The California Senator positioned herself as a progressive. She spent more time talking about criminal justice reform than any other issue. This was to be expected given her pre-Senatorial career (San Francisco District Attorney, California Attorney General) and her mixed-race heritage. Her slogan, “For the People,” she pointed out, referred to her “main client” then and now. “I knew [from the start of her public life] I wanted to protect people….No one should be left to fight alone.” Harris is fortunate to have been criticized at the outset of her campaign from the left on her prosecutorial record; it pushes back against the idea that she is too extreme to win without her having to claim as much.

Harris integrated her messages and appearances into a week-long rollout sequence. Monday’s video, timed for MLK Jr. Day, invited people to Sunday’s speech, timed for a day off from work. In between there was a visit to her alma mater Howard University and a black sorority at a college in early primary state South Carolina, the musical video, thousands of targeted Facebook ads, and a geyser of artfully cultivated and thoroughly publicized small donations.

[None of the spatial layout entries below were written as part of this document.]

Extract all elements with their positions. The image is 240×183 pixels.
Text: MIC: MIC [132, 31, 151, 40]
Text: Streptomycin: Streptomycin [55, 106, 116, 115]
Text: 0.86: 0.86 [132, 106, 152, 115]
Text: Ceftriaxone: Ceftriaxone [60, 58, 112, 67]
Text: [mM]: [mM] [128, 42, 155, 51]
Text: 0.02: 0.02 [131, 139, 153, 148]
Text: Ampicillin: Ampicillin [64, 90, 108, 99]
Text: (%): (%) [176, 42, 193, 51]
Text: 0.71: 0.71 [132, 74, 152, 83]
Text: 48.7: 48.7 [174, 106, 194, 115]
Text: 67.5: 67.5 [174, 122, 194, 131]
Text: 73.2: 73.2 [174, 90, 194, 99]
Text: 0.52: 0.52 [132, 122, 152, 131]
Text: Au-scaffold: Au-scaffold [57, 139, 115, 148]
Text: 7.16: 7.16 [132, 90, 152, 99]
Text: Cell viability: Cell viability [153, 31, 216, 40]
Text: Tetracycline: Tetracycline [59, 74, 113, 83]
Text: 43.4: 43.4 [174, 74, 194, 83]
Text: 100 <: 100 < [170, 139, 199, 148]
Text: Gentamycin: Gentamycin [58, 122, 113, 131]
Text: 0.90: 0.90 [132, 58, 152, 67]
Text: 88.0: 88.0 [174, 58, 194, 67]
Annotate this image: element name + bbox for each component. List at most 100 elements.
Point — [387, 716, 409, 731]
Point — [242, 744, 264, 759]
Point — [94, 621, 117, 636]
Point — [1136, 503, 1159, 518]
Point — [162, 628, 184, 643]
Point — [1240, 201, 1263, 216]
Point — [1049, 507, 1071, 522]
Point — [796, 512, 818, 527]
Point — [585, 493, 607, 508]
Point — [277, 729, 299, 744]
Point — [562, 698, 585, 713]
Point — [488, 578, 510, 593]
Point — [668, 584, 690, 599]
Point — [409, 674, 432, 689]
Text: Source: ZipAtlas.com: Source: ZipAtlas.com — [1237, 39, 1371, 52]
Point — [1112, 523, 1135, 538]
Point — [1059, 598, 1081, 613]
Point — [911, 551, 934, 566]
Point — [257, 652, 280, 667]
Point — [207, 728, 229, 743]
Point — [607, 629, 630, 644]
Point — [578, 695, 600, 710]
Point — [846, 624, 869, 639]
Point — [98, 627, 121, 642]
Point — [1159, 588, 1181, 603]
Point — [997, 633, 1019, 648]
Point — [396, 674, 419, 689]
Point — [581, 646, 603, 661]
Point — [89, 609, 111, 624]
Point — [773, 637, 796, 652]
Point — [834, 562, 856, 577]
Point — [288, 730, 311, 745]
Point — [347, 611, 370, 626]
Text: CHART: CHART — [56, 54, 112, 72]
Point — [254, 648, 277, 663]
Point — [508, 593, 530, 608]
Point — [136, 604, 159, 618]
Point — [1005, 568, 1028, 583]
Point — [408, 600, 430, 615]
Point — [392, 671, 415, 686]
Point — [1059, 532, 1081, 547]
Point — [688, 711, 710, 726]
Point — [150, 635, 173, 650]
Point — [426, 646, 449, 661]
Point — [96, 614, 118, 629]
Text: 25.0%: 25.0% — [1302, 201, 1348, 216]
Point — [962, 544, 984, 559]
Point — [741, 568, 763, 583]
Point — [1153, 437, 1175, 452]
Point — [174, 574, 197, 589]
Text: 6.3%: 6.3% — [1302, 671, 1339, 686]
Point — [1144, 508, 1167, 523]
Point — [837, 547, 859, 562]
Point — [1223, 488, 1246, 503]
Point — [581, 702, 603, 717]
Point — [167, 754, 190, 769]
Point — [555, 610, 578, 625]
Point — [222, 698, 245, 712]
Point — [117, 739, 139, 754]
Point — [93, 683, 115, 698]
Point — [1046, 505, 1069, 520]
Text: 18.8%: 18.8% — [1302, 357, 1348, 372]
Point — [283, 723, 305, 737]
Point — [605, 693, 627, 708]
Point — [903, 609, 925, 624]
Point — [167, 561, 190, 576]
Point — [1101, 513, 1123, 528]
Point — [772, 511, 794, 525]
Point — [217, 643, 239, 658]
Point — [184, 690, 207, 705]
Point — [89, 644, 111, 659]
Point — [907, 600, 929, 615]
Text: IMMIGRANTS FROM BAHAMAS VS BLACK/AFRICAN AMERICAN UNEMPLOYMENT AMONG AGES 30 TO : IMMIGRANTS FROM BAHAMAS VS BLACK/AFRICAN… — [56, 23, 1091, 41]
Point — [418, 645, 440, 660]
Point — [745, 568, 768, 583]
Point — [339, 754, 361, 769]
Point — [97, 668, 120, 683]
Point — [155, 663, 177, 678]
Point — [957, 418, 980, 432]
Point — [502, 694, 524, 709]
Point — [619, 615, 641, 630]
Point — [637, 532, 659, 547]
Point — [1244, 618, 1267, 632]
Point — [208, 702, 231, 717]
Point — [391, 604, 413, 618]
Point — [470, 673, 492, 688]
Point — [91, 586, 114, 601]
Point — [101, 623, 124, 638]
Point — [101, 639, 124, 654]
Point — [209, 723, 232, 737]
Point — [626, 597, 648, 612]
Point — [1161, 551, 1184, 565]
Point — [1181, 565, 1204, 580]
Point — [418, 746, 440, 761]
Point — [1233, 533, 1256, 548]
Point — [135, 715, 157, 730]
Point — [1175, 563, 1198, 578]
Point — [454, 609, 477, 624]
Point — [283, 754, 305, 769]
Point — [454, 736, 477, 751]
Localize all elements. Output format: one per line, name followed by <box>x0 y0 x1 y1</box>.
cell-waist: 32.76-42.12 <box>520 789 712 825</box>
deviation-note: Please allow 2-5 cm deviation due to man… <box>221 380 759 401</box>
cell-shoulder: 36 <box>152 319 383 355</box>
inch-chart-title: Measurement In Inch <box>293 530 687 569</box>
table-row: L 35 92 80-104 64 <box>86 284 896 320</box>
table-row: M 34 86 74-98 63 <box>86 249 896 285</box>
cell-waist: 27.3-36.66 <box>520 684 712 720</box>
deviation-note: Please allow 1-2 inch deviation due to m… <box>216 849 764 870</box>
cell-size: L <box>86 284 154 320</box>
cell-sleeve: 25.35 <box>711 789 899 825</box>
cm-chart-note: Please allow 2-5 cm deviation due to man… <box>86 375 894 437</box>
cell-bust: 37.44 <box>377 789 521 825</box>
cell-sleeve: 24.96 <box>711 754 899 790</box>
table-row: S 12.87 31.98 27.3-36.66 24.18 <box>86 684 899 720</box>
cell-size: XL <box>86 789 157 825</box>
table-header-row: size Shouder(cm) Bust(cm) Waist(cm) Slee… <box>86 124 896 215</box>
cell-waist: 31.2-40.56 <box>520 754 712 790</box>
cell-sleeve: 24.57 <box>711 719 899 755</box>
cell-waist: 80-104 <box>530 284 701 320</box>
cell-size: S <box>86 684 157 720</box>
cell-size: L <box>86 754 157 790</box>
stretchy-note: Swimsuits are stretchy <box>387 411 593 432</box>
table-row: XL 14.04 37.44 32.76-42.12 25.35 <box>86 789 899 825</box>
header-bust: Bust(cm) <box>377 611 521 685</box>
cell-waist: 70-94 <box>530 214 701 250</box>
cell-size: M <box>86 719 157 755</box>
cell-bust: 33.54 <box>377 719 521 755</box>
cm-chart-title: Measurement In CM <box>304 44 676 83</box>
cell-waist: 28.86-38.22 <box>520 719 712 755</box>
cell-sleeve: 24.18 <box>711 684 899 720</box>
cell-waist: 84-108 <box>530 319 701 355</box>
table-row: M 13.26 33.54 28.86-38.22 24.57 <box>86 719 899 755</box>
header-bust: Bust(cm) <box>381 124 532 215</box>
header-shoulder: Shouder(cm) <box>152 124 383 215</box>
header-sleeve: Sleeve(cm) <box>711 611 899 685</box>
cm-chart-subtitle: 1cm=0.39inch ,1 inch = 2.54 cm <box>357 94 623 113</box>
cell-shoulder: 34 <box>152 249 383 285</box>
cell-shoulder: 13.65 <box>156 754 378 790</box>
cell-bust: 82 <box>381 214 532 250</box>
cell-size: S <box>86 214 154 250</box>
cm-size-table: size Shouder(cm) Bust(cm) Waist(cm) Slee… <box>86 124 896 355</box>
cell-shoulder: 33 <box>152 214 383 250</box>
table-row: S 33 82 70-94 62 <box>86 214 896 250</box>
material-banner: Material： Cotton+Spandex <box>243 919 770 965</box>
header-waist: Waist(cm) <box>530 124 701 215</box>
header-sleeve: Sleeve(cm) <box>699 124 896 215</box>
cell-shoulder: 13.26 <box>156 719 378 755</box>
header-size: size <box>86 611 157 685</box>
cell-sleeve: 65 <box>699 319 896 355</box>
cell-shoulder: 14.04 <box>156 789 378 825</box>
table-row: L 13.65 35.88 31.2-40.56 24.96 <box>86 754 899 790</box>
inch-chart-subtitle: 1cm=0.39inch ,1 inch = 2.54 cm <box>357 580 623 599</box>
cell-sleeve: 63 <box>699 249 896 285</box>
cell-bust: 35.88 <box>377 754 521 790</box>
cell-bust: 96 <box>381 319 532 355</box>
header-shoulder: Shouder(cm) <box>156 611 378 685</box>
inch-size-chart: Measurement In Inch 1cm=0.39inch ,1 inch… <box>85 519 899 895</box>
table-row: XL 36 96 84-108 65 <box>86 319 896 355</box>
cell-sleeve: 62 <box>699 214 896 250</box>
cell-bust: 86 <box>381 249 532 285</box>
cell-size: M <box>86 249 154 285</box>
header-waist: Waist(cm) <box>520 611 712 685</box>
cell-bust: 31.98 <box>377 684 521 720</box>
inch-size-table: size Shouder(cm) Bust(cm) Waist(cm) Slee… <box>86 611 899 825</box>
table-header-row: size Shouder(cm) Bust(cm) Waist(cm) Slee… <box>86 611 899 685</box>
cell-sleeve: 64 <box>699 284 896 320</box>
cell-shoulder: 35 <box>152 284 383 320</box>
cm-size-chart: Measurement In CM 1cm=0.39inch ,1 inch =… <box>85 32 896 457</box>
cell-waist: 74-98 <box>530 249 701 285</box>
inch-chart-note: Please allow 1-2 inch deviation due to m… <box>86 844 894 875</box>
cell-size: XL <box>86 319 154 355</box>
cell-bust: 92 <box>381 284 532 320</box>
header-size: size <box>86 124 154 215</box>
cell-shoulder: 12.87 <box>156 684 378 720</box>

Finally, it should be noted that for the moment the Democratic field of declared and de facto candidates has more women (Warren, Gillibrand, Gabbard as well as Harris) than men (Delaney, Castro, Buttigieg). This confirms Hillary Clinton’s symbolic breaking of the glass ceiling when she accepted the 2016 nomination. Harris, running a history-conscious campaign, has adopted the typographical font and red and yellow campaign palette of Shirley Chisholm, the first black woman to be elected to Congress (in 1968), and the first black American to make a serious run at the office in 1972.

We’ll soon see what the commentariat, the mega-donors, the party officials, and the horse race polls have to say about the Harris bid. To my eyes and ears she leads the pack, although not enough to warrant the “front-runner” label.